Ligados os radares de aviso aéreo e de artilharia, colocadas as peças de artilharia em prontidão e ativado o sonar, mais surpresas: havia um submarino a cerca de 1500 metros do navio e estavam "sete aéreos lentos" - helicópteros - em aproximação.

"Cerca das 04.10, o vigia do navio informa que dos navios avistados são lançados foguetes iluminantes" contra Díli. "Num pulo, galgo os três degraus da escada de acesso à ponte, agarro nos binóculos e corro para o exterior do navio", já com os primeiros alvores da madrugada a dar alguma visibilidade à zona.

"Tinha começado a invasão!", recorda Rodrigues Pereira, que ficou a observar o dispositivo naval indonésio e o efeito das granadas tracejantes com que Díli estava a ser bombardeada. "Verifiquei, entretanto, que o iate americano desaparecera", conta ainda o oficial na reforma, um historiador que viria a ser diretor do Museu de Marinha.

"Os dois navios portugueses elevam imediatamente o seu grau de prontidão para combate e preparam-se para embarcar os membros do gabinete do governador [coronel Mário Lemos Pires] e do seu Estado-Maior", uma vez que este militar era igualmente comandante-chefe de Timor-Leste.

"Regressado ao CIC, pude observar que os aéreos lentos contornavam a ilha de Ataúro, a cerca de 35 milhas [56 quilómetros] e se dirigiam para o aeroporto de Bacau, onde aterraram. Eram também visíveis os ecos de outros aéreos voando em redor de Díli", conta o oficial de quarto.

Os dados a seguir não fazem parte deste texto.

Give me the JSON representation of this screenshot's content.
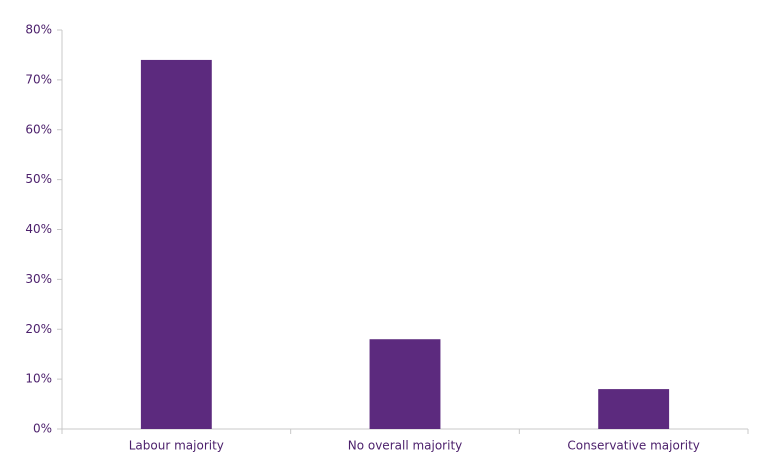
{
  "chart_data": {
    "type": "bar",
    "categories": [
      "Labour majority",
      "No overall majority",
      "Conservative majority"
    ],
    "values": [
      74,
      18,
      8
    ],
    "color": "#5c2a7e",
    "ylim": [
      0,
      80
    ],
    "yticks": [
      {
        "value": 0,
        "label": "0%"
      },
      {
        "value": 10,
        "label": "10%"
      },
      {
        "value": 20,
        "label": "20%"
      },
      {
        "value": 30,
        "label": "30%"
      },
      {
        "value": 40,
        "label": "40%"
      },
      {
        "value": 50,
        "label": "50%"
      },
      {
        "value": 60,
        "label": "60%"
      },
      {
        "value": 70,
        "label": "70%"
      },
      {
        "value": 80,
        "label": "80%"
      }
    ],
    "grid": false
  }
}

Mais, "no radar viam-se também pequenos ecos [lanchas de desembarque] que se aproximavam de terra, junto a Díli", transportando tropas indonésias e do Movimento Anti Comunista (formado pela UDT e APODETI).

"Pelas 06.30, duas horas e meia depois do início da invasão, a visão de Díli era a de uma cidade em chamas." Com base nas comunicações da Fretilin, que à tarde abandonaria Díli em direção às montanhas, "havia centenas de mortos entre a população e as forças invasoras".

A Austrália não apoiou Portugal nem a Indonésia ou algum dos grupos rivais timorenses. Mas o representante da Coroa britânica invocou um decreto do tempo da rainha Vitória para provocar eleições, onde foi eleito um governo conservador que depois apoiou claramente as posições de Jacarta

Com o desembarque de mais dez mil militares indonésios a meio da manhã, os navios portugueses "rumaram para águas internacionais, mantendo-se no entanto à vista de Timor durante 24 horas" antes de rumarem para Darwin, refere o comandante Rodrigues Pereira.

Quem também não interferiu foram as duas fragatas australianas que se mantiveram nas respetivas águas territoriais. Camberra "não se pôs nem do lado da Indonésia nem do lado de Portugal e não auxiliou nenhum dos movimentos envolvidos na luta", tendo o auxílio humanitário a Timor ficado a cargo da Cruz Vermelha Internacional, recorda ainda Rodrigues Pereira.

Contudo, revela o militar, houve um episódio singular que foi motivo de conversas "com alguns australianos que ficaram também admirados com a decisão".

Tratou-se da invocação de "um decreto do tempo da rainha Vitória [século XIX], que nunca tinha sido utilizado, e que diz que o comissário real" - o representante da chefia do Estado britânico nos territórios da Commonwealth - "pode mandar convocar eleições, com o argumento de que o governo então em funções já não representava os interesses e anseios da população". Das eleições saiu um governo mais conservador, "que a partir daí deu todo o apoio à posição da Indonésia", sublinha o oficial.

Quanto à corveta Afonso Cerqueira, depois de reabastecida em Darwin, seguir-se-ia o regresso a Portugal via canal do Panamá - conquistando o estatuto de primeiro navio militar português a fazer uma viagem de circum-navegação após o final da Segunda Guerra Mundial.

As décadas seguintes da corveta Afonso Cerqueira foram de "atividade normal", em que se incluíam "os cruzeiros aos Açores" - onde, em agosto de 1998, deflagrou um incêndio a bordo quando estava atracada no porto da Horta (Faial), recorda ainda o comandante Rodrigues Pereira.

A Afonso Cerqueira, que foi abatida ao serviço a 11 de março de 2015, esteve em fevereiro passado na Madeira - onde há dois anos foi afundada a corveta Pereira D'Eça, também para efeitos de criação de um recife artificial - e no âmbito das medidas preparatórias do seu afundamento, informou a Marinha.